Da Nang City, Vietnam – “Why are you talking about disaster preparedness, do you want disasters to come to you?” Tran Thi Duong, chairperson of the Women’s Union of Duy Phu commune in Vietnam’s central Quang Nam province, recalled the question a fellow villager posed when she raised the topic. “That very night, a flash flood hit. One family was almost buried in mud when their house collapsed. After that incident, the villagers really understood the need for disaster preparedness,” she recounted.
Duong was among representatives from 100 communes across central Vietnam. They had met to discuss and share lessons following the implementation of disaster risk management activities in their communities. “All of my village’s rice field is submerged when water from the Thu Bon River spills over,” Ho Thi Phuong, a villager from Duy Tan commune in Quang Nam province explained. “Except for the last two years, the flooding has happened every year.”

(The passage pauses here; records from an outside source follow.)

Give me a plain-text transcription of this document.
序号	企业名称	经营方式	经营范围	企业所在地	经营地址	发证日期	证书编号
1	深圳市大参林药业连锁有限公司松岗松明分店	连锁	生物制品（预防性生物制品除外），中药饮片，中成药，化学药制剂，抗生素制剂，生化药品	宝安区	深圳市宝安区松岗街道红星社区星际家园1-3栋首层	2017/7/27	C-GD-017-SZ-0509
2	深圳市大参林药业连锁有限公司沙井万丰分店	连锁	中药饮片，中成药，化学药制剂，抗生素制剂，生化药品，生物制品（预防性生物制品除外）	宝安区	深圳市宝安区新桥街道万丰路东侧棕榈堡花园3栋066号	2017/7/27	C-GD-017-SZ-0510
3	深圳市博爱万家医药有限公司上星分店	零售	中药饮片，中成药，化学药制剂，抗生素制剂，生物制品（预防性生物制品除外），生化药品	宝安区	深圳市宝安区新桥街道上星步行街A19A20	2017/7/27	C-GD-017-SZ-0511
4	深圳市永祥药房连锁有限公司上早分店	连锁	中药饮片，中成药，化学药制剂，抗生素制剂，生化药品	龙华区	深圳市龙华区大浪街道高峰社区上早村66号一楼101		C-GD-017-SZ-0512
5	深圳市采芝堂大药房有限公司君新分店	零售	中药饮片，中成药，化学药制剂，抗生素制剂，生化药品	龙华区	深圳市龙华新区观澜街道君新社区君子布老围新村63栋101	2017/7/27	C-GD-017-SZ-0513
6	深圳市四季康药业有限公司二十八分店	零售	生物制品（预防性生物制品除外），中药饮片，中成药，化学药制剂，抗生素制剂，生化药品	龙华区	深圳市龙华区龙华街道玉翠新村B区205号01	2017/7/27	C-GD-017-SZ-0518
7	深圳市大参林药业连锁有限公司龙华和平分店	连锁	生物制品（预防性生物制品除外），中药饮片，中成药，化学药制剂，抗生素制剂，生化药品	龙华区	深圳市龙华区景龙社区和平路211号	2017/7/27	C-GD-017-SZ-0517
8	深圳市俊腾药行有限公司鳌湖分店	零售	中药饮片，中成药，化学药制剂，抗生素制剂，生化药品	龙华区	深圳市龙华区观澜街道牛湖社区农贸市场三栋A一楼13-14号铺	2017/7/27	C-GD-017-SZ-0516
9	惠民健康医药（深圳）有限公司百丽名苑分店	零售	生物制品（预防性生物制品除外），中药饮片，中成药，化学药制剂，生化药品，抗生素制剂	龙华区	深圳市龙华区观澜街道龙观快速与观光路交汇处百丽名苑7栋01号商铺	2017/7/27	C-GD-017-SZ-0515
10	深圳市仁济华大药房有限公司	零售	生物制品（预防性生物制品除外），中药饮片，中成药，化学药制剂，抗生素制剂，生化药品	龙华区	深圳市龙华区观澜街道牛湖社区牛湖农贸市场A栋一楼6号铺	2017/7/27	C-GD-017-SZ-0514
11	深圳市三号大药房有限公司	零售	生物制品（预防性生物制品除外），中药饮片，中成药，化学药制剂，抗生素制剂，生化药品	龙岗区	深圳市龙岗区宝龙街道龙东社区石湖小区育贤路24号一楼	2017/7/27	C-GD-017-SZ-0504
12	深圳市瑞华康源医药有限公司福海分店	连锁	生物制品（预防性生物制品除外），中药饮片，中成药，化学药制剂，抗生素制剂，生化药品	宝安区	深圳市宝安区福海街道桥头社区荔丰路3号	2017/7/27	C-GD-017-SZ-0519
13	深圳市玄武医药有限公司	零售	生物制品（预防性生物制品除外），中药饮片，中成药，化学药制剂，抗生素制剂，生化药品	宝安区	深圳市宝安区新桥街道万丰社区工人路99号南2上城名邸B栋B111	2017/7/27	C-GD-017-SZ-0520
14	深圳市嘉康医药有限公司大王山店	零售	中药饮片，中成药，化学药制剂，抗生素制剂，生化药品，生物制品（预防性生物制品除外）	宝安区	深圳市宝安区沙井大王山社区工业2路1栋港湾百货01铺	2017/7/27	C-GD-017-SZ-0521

Vietnam is one of the countries most exposed to natural hazards such as floods, typhoons, droughts and landslides. In the past two decades, disasters have caused more than 13,000 deaths and damage to property in excess of US$6.4 billion. The country's central region is its most vulnerable. Around 65% of all recorded storms occur in this area, which is already marked by higher than average poverty rates. Floods in 2010 destroyed 350,000 houses and caused disruption to telecommunications, irrigation systems, energy supplies and transport networks.
While the Government of Vietnam has been able to effectively carry out emergency relief and recovery operations in the aftermath of disasters, the recurring risks from floods, droughts and typhoons present challenges to the country’s quest for continued long-term growth. In light of this, more attention needs to be given to disaster risk preparedness and mitigation. As a part of the ongoing US$150 million Managing Natural Hazards Project, the Government of Vietnam is using US$18.5 million to support community-based disaster risk management across 100 communes in 10 central provinces. The preparation and implementation of the project is supported with technical assistance from The Global Facility for Disaster Reduction and Recovery (GFDRR) to help integrate global best practices on disaster risk management.
The approach taken is unique as it recognizes that communities know best when it comes to living with natural hazards. It takes into account the knowledge and expertise of local villagers, which has proven effective in reducing losses from disasters. “The Community-Based Disaster Risk Management Program, which was launched in 2009, supports Vietnamese communities to reduce the negative impact of disasters at the local level,” Van Phu Chinh, Director of the Disaster Prevention Bureau under Vietnam’s Ministry of Agriculture and Rural Development, observed. “In areas where the community is highly involved in disaster risk reduction activities, losses from disasters are significantly lowered.”
Working closely with local government and the communities, the World Bank-supported project is helping communes prepare for and manage disaster risks through community cultural and school activities, workshops, training and small-scale infrastructure investments. As part of the community-based approach, villagers choose physical structures that will be most helpful to them in the event of disasters. They are then involved in the supervision of their construction and are responsible for operating and maintaining these structures. In this way, local ownership is encouraged.
“Apart from the small structures, another important component is raising the awareness of local people,” Phan Xuan Hai, Director of the Project Management Unit for Binh Dinh Province noted. “This is to help local people and authorities have a better understanding of what needs to be done when disaster strikes, and all communes now have a disaster risk preparedness plan.”
The first phase of the project provided training for over 10,600 villagers across the region, focusing mostly on vulnerable groups that included women and children. Fourteen disaster drills were conducted involving 2,500 participants, and all communes developed disaster risk preparedness plans. The construction of small-scale infrastructure such as roads or storm shelters that were proposed by the communities is nearing completion. “I think the most successful part of this project is the community disaster risk preparedness plans proposed by the communities themselves,” Nguyen Minh Tuan, disaster risk management consultant, noted. “The plan can also be applied to the household-level, detailing preparations needed such as necessities and equipment to be stored, and the roles of each family member in case of a disaster.”